Ensuite, il nous faut admettre que la redistribution ne pourra pas bénéficier des mêmes ressources que dans le passé. La démarchandisation publique faute d'une économie de marché performante ne pouvait faire face à la croissance des besoins sociaux. Pour établir la structure sociale que la compétition aura pour objet de reproduire, l'assistance d'une partie de la société à une autre ne pourra se substituer aux transferts sociaux financés par la rente pétrolière. Nous ne disposons pas d'une richesse privée (peu importe sa structure), en mesure de financer la solidarité dont nous avons besoin. C'est au principe d'assurance qu'il faudra faire appel. Mais là aussi, la richesse privée n'étant pas suffisante, c'est à un principe non marchand de solidarité qu'il faudra faire appel. La politique publique ne pouvant ni mobiliser une solidarité verticale des riches aux pauvres par l'impôt ni une solidarité horizontale de salariés ou de marchands par la cotisation, la politique de solidarité ne peut pas être une politique étatique, mais des territoires. De collectivités et territoires pertinents aux ressources intégrées.

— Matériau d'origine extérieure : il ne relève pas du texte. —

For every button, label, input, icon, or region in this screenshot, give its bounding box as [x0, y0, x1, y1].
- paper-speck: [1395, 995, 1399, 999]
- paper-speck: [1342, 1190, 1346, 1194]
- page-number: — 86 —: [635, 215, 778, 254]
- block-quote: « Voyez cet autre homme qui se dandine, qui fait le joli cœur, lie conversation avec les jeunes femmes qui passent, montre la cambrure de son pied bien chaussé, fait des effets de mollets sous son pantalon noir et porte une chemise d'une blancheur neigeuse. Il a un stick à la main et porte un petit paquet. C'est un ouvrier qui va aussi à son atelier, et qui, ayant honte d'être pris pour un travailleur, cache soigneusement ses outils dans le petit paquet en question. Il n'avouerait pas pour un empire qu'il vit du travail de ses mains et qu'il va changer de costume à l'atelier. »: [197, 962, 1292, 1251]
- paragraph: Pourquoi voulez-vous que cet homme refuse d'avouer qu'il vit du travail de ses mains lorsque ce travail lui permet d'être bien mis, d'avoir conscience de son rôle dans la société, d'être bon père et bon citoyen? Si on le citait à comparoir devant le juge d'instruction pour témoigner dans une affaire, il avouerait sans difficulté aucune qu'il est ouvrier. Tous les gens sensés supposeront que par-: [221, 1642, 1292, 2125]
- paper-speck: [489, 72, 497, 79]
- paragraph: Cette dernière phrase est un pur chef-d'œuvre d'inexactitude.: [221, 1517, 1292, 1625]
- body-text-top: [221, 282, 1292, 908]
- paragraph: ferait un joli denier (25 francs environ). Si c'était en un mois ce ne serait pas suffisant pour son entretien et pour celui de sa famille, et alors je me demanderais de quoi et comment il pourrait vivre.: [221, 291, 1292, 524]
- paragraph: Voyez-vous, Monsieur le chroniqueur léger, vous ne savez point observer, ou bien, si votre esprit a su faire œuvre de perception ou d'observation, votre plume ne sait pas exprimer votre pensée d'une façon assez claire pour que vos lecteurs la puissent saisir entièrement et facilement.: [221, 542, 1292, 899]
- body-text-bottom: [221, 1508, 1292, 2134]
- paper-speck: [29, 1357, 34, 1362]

Face à la défaillance de l'État puis des politiques de privatisation, ou bien face à la défaillance du marché, puis des politiques de redistributions verticale et horizontale, bref face à la défaillance des deux principes d'intégration économique, quelque puisse être la place des institutions du marché ou de l'État, c'est la société qui est menacée de faillite si ses collectifs ne sont pas en mesure de faire preuve de réciprocité [13]pour s'assurer contre les risques sociaux et économiques.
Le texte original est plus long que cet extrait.